Of all of the wines available out of Italy, there are few that have captured the imagination more in recent times than Prosecco. Often seen as the less glamorous cousin of France’s Champagne when it comes to the sparkling white wines, in more recent years Prosecco has really stepped out of the shadows to emerge as one of the leading wines in the world, even overtaking Champagne in terms of sales and, in some cases, quality.
Nowhere is this truer than in Great Britain. Every year, Brits knock back about 86 million of the 355 million bottles of Prosecco produced annually and the country’s love affair with the drink is so strong that there was legitimate panic a couple of years ago when it appeared as though the weather would cause shortages in the drink. Thankfully, the shortages never caused any issues and Prosecco only continues to grow in popularity.
This boom period has not gone unnoticed in the drink’s native country. Vintners are planting increasingly higher volumes of the drink in an effort to keep up with market demand, which looks set to skyrocket even higher now that emerging wine markets in China and India are having an increasing effect. In fact, the desire to grow more Prosecco has even led to some producers taking rather drastic and illicit actions, as there are reports of thieves stealing vines to sell on to producers who perhaps do not have the skill required to make great Prosecco.
Moving away from that negativity for a moment, let’s focus on something a little more positive. As Prosecco continues to grow in stature and reputation, more measures are being taken to protect the land on which it is grown and the producers who put their hearts and souls into ensuring the wines they create are able to compete in an increasingly competitive marketplace.
World Heritage Status
In recognition of the quality and importance of the Prosecco region, Italy has begun taking steps to make the site a UNESCO World Heritage Site. This would offer it an immense amount of protection, which will in turn ensure that the production of Prosecco is safeguarded for years to come.

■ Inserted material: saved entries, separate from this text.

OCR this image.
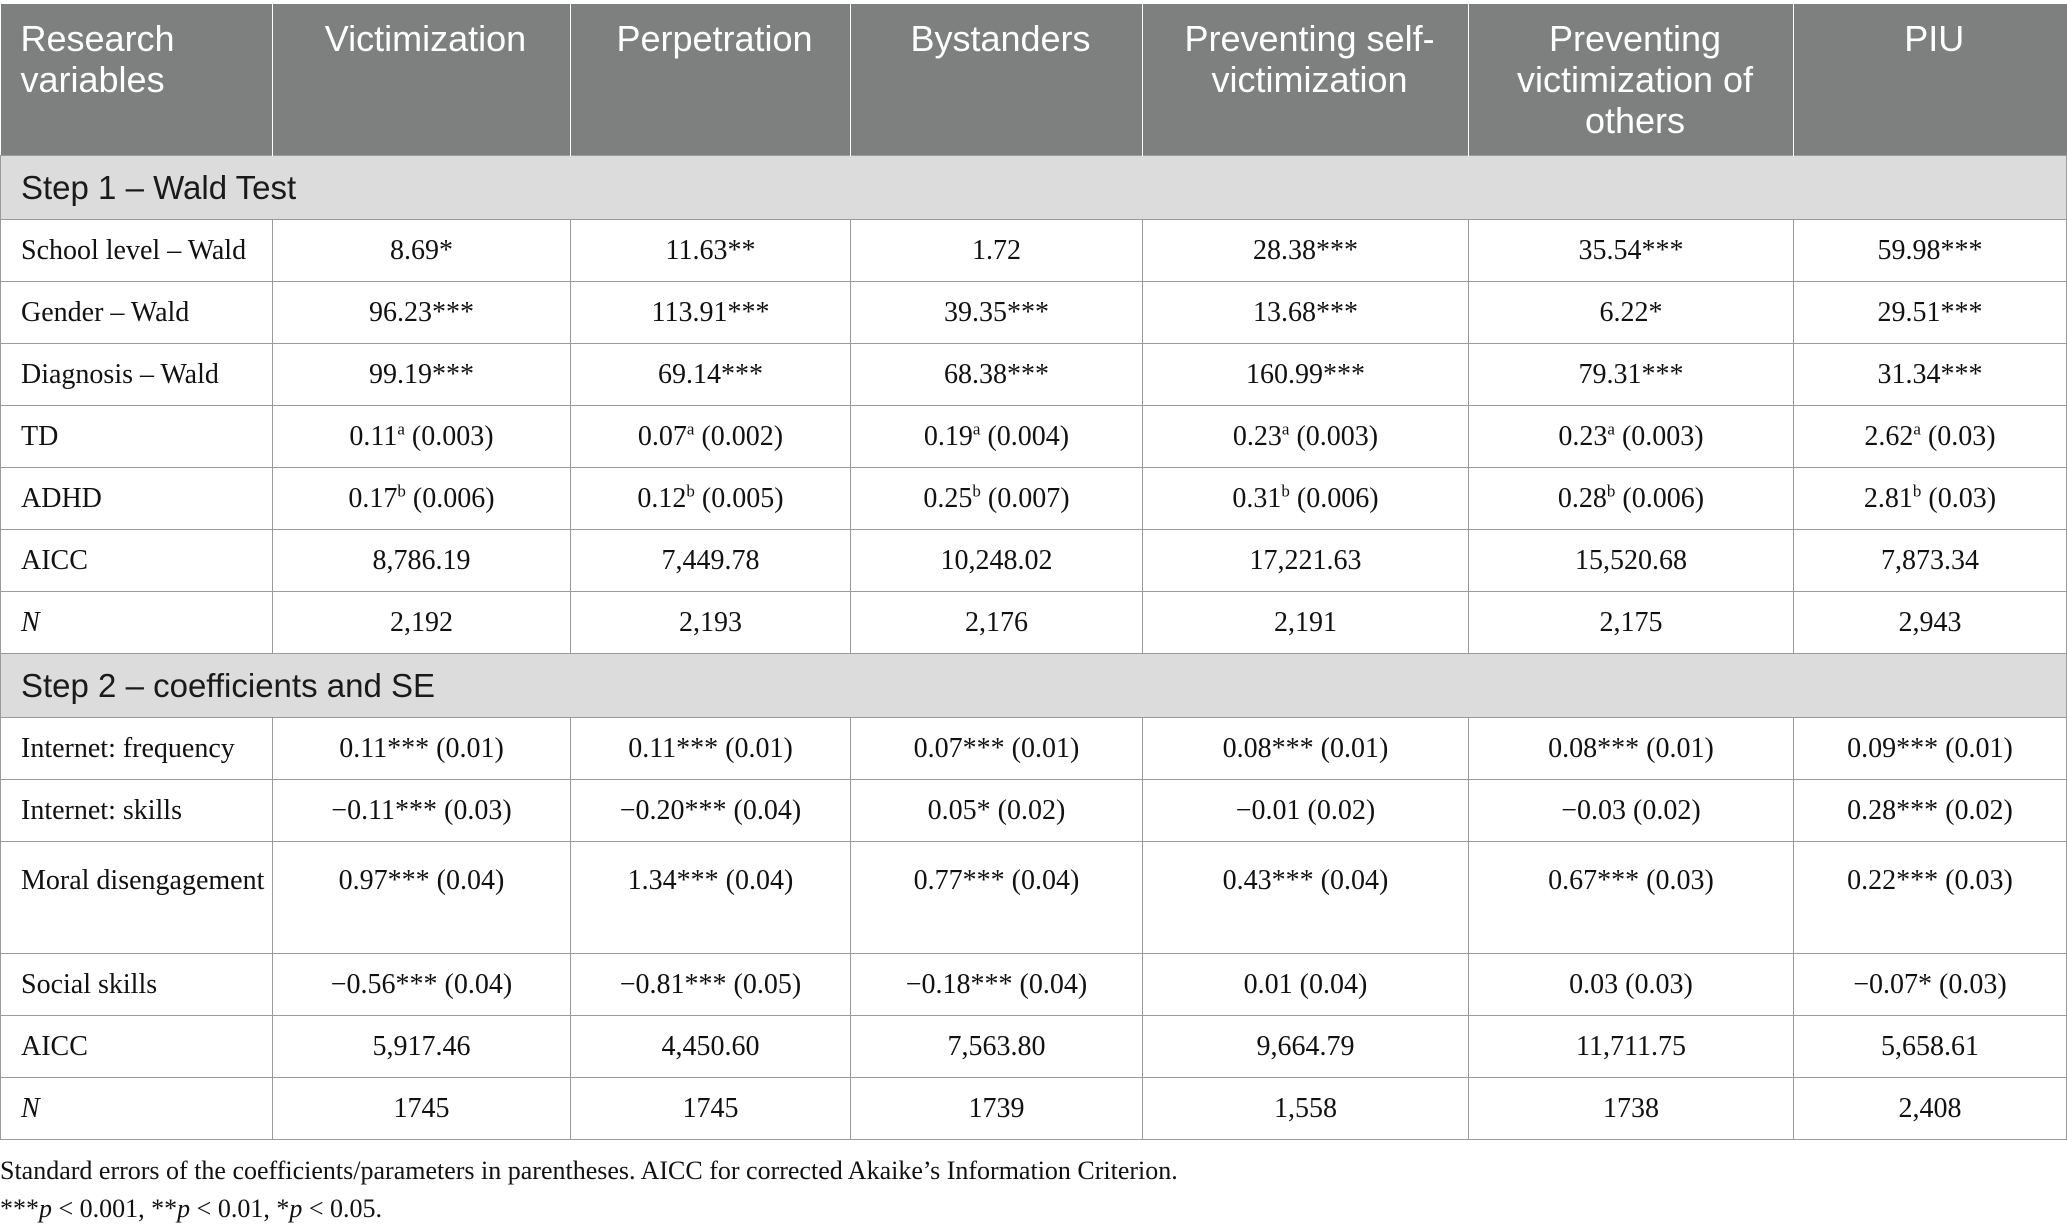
Research variables	Victimization	Perpetration	Bystanders	Preventing self-victimization	Preventing victimization of others	PIU
Step 1 – Wald Test						
School level – Wald	8.69*	11.63**	1.72	28.38***	35.54***	59.98***
Gender – Wald	96.23***	113.91***	39.35***	13.68***	6.22*	29.51***
Diagnosis – Wald	99.19***	69.14***	68.38***	160.99***	79.31***	31.34***
TD	0.11$^a$ (0.003)	0.07$^a$ (0.002)	0.19$^a$ (0.004)	0.23$^a$ (0.003)	0.23$^a$ (0.003)	2.62$^a$ (0.03)
ADHD	0.17$^b$ (0.006)	0.12$^b$ (0.005)	0.25$^b$ (0.007)	0.31$^b$ (0.006)	0.28$^b$ (0.006)	2.81$^b$ (0.03)
AICC	8,786.19	7,449.78	10,248.02	17,221.63	15,520.68	7,873.34
N	2,192	2,193	2,176	2,191	2,175	2,943
Step 2 – coefficients and SE						
Internet: frequency	0.11*** (0.01)	0.11*** (0.01)	0.07*** (0.01)	0.08*** (0.01)	0.08*** (0.01)	0.09*** (0.01)
Internet: skills	−0.11*** (0.03)	−0.20*** (0.04)	0.05* (0.02)	−0.01 (0.02)	−0.03 (0.02)	0.28*** (0.02)
Moral disengagement	0.97*** (0.04)	1.34*** (0.04)	0.77*** (0.04)	0.43*** (0.04)	0.67*** (0.03)	0.22*** (0.03)
Social skills	−0.56*** (0.04)	−0.81*** (0.05)	−0.18*** (0.04)	0.01 (0.04)	0.03 (0.03)	−0.07* (0.03)
AICC	5,917.46	4,450.60	7,563.80	9,664.79	11,711.75	5,658.61
N	1745	1745	1739	1,558	1738	2,408
Standard errors of the coefficients/parameters in parentheses. AICC for corrected Akaike’s Information Criterion.
***p < 0.001, **p < 0.01, *p < 0.05.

In truth, the entire World Heritage process actually started a little under a decade ago. That was when Luca Zaia, who was the governor for the Veneto region, first put forward the idea of making the Prosecco region a World Heritage site. That was in 2009 and the time since has been spent compiling a dossier that not only proves the site is worthy of the World Heritage name, but that those who make use of the land are dedicated to protecting it.
To work to create this dossier finally paid off in January 2017 when an official application was lodged to ensure the site would be granted the World Heritage status. The formal proposal extends from the town of Valdobbiadene through to Conegliano, covering the many vine-covered hills that dot the landscapes in both regions. The application aims to ensure both areas are recognized for their outstanding landscapes and, if achieved, will ensure that said landscapes are preserved for generations to come.

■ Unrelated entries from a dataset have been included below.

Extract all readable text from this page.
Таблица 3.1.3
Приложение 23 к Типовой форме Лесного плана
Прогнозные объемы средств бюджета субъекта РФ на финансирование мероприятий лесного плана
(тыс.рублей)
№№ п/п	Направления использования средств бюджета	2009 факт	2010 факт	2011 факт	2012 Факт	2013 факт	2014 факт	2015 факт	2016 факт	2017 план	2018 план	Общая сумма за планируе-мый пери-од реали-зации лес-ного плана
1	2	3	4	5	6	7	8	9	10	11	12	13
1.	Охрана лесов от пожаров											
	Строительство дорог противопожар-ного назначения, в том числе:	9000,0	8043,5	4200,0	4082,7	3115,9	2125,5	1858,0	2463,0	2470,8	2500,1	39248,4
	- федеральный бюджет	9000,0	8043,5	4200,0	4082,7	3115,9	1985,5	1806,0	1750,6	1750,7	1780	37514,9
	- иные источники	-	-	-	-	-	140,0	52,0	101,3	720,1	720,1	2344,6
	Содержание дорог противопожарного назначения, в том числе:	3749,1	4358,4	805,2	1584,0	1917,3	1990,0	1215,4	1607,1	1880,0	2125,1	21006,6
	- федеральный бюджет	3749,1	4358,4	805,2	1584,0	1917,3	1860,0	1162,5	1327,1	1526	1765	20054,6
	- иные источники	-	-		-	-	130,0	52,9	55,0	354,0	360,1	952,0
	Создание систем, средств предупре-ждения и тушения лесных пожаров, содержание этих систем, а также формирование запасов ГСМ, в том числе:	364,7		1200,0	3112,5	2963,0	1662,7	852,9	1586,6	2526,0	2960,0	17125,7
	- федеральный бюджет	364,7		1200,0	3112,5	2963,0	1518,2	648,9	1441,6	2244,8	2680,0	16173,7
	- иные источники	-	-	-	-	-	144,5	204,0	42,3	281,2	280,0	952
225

The official application was approved by Italy’s agriculture minister, Maurizio Martina, at the beginning of 2017. The minister commented “We support the candidacy because it expresses the ability of prosecco to add value to an agricultural region and promote Italy in the world. One of the most outstanding elements is the harmony between human endeavor and the natural environment.”
Interestingly, Italy is currently the world’s leading country when it comes to sheer volume of World Heritage sites. Prior to this application, the country had 51 areas that are marked out as being remarkably regions of pure beauty. China, Spain, and France all follow fairly closely behind, while Britain has about 20 less than Italy.
The Benefits of World Heritage Status
So the application has been lodged and we will need to wait a while to see if the Prosecco regions are able to gain the valuable World Heritage status. If they do, these are just some of the benefits that they are likely to enjoy.
As per the Geneva Convention, any land that is recognized as a World Heritage site receives protection from any acts of war or aggression. As such, the Prosecco region’s classification would mean that it is protected from the damage that has so often led to wine regions struggling to recover in years go by.
While it certainly cannot be argued that the Prosecco region doesn’t have its own identify – all Italian wine regions do after all – the granting of the World Heritage classification will mark the region out as particularly special. Given that the land and location used to create wines is so important in the industry’s culture, this added sense of identity not only reinforces the hard work of those who have cultivated the land, but also means it gains increased recognition on a global scale.
Sticking with the concept of increased recognition, the World Heritage status usually leads to increased levels of tourism. International attention will be drawn to the location, meaning more people than ever, even those who are not particularly fond of wine, will want to visit it so that they can experience what makes it so special for themselves. In the case of the Prosecco region, it is likely that the World Heritage status will also go a long way to luring wine tourists away from more popular regions, such as Tuscany.
An often underrated benefit of gaining World Heritage classification is that the region will begin receiving funds from a global entity that is dedicated to ensuring the site is preserved for generations to come. While these funds will not necessarily go into the pockets of winemakers themselves, they are earmarked for use in the protection and continued development of the land, ensuring Prosecco producers have even more to draw from in their efforts to keep up with the rising tide of demand for the drink.